What I have attempted to do with this resolution is to have the President establish a day which would commemorate September 11. It would call upon people to give of themselves. This is not going to be a holiday. We are not talking about giving people time off. We are asking people to go back to that sense of giving and donate their time and their efforts.
People could donate blood. People could take part in food drives. People could go to distribute food to the poor and to the needy. They can go to veterans hospitals. They could work with senior citizens. They could help Alzheimer's patients. They could just find a way to show a sense of giving which so prevailed in our country after September 11.
There are many ways we can honor the legacy of those who died on September 11. We can certainly do it by winning the war on terrorism.
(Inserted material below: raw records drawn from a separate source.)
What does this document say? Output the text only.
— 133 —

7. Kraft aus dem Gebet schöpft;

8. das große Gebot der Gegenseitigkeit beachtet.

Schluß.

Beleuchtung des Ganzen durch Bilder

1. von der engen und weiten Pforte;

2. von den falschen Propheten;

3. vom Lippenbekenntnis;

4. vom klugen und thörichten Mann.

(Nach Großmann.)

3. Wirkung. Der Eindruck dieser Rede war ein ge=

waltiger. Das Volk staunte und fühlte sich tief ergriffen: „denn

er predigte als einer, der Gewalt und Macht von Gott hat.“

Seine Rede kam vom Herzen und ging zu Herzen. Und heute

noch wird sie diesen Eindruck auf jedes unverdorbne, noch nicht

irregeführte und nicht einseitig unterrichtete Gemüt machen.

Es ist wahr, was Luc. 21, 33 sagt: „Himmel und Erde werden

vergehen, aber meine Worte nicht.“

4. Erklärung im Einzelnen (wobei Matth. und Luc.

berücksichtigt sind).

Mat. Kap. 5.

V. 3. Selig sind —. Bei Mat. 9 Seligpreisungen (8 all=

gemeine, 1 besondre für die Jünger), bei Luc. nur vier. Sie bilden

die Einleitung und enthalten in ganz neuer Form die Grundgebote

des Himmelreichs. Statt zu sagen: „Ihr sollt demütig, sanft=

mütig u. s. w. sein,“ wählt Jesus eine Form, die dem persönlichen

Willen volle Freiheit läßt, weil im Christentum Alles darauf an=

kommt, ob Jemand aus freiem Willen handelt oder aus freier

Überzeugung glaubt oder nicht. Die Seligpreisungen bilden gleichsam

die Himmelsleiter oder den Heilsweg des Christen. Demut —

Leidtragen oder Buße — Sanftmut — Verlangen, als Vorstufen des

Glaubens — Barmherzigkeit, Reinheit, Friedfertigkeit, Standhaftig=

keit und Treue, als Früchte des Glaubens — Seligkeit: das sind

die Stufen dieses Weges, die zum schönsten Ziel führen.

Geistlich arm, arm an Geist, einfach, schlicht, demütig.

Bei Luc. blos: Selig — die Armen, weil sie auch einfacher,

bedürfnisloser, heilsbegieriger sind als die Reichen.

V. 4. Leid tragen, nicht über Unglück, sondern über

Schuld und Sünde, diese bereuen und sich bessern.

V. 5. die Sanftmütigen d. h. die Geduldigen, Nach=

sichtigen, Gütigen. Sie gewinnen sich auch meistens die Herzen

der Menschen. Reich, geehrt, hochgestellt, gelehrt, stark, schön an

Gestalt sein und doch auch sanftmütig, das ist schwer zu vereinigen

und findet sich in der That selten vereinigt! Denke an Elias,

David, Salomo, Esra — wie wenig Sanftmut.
We can do that by establishing as much of a bipartisan policy as we can in combating terrorism. But we can also do it in a way which really crosses all ideological and partisan divides. That is by working together, by helping our fellow man, by helping our neighbor, by coming together. That is what this resolution attempts to do.
We call upon the President to designate September 11 as a national day of voluntary service, charity, and compassion. I strongly urge this House to adopt this resolution.
I thank the gentleman from California (Mr. Ose), the gentleman from Illinois (Mr. Davis), and all those who co-sponsored it with me.